NIH Roadmap clearly identifies that in order to provide 21st century medicine; we need expanding medical/dental advances. To support such advances, a trained clinical research workforce is needed who will take research from bench-to-bedside or chair side. As of April, 2013, globally, there were 144,219 clinical trials listed on the National Institutes of Health Clinical Trials Web site (http://clinicaltrials.gov/). Over 75,104 of these trials were in North America (68,444 in the U.S.). We need trained clinical research personnel at all levels to conduct these studies using the highest scientific, ethical and regulatory standards. In keeping with this growing need, New York University College of Dentistry initiated the Clinical Research Training Program in 2000.

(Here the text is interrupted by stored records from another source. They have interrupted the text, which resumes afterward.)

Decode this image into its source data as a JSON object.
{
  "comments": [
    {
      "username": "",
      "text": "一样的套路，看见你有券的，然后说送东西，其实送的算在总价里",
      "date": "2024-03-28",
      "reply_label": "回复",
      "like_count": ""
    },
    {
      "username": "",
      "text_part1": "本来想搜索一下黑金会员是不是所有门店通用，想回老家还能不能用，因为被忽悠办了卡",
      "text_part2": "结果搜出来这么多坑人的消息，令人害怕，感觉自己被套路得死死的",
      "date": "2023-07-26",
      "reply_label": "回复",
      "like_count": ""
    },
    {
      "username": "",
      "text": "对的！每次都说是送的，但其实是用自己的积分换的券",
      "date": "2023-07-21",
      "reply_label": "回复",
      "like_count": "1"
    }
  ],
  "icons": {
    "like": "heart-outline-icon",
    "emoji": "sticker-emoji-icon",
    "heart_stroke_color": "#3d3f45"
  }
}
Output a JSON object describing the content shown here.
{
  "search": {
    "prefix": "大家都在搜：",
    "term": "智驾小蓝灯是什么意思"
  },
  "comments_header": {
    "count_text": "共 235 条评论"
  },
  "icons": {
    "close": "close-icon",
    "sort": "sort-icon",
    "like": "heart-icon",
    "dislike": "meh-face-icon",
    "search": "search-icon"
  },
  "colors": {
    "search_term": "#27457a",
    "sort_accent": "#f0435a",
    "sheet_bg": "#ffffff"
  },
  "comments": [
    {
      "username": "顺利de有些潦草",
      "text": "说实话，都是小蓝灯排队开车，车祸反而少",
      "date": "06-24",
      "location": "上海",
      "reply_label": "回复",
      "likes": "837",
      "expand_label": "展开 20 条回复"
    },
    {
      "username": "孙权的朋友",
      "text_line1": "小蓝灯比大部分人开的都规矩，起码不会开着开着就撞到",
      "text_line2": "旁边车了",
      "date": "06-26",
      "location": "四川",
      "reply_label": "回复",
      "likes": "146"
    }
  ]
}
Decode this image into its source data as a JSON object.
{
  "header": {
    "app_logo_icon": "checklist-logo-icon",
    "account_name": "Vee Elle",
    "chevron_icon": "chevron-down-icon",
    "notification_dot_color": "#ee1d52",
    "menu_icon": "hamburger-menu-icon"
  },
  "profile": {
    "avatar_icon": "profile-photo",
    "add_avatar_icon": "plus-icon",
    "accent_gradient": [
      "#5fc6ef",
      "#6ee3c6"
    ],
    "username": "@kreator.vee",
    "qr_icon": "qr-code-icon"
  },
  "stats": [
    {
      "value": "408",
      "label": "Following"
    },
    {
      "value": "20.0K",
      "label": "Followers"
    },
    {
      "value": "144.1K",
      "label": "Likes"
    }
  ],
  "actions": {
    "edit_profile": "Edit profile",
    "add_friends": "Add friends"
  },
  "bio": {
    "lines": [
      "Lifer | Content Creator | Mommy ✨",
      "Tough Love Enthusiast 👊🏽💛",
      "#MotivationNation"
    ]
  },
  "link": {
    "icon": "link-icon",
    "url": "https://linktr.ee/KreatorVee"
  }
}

We offer two programs: 1-year Certificate Program, and a two-year MS Program. Our goal is to keep the programs small and manageable, and since inception; we have enrolled over 165 students and graduated 118 from both programs. There are 30 students currently in both programs as well. Enrollment data for the first decade are shown in the figure above.
On October 27-28th of 2011, three external reviewers (industry and academia based) evaluated the MS Program in Clinical Research that just completed its 10th year. In the report they submitted on December 2, 2011, the reviewers provided a constructive feedback for the sole purpose of improving the program. They concluded that there was overwhelming support of the program by the students who were extremely positive of the faculty. Based on their recommendations, we have further improved the program by revising our curriculum by adding electives that are given in other schools at NYU and making the first year courses the same for both programs.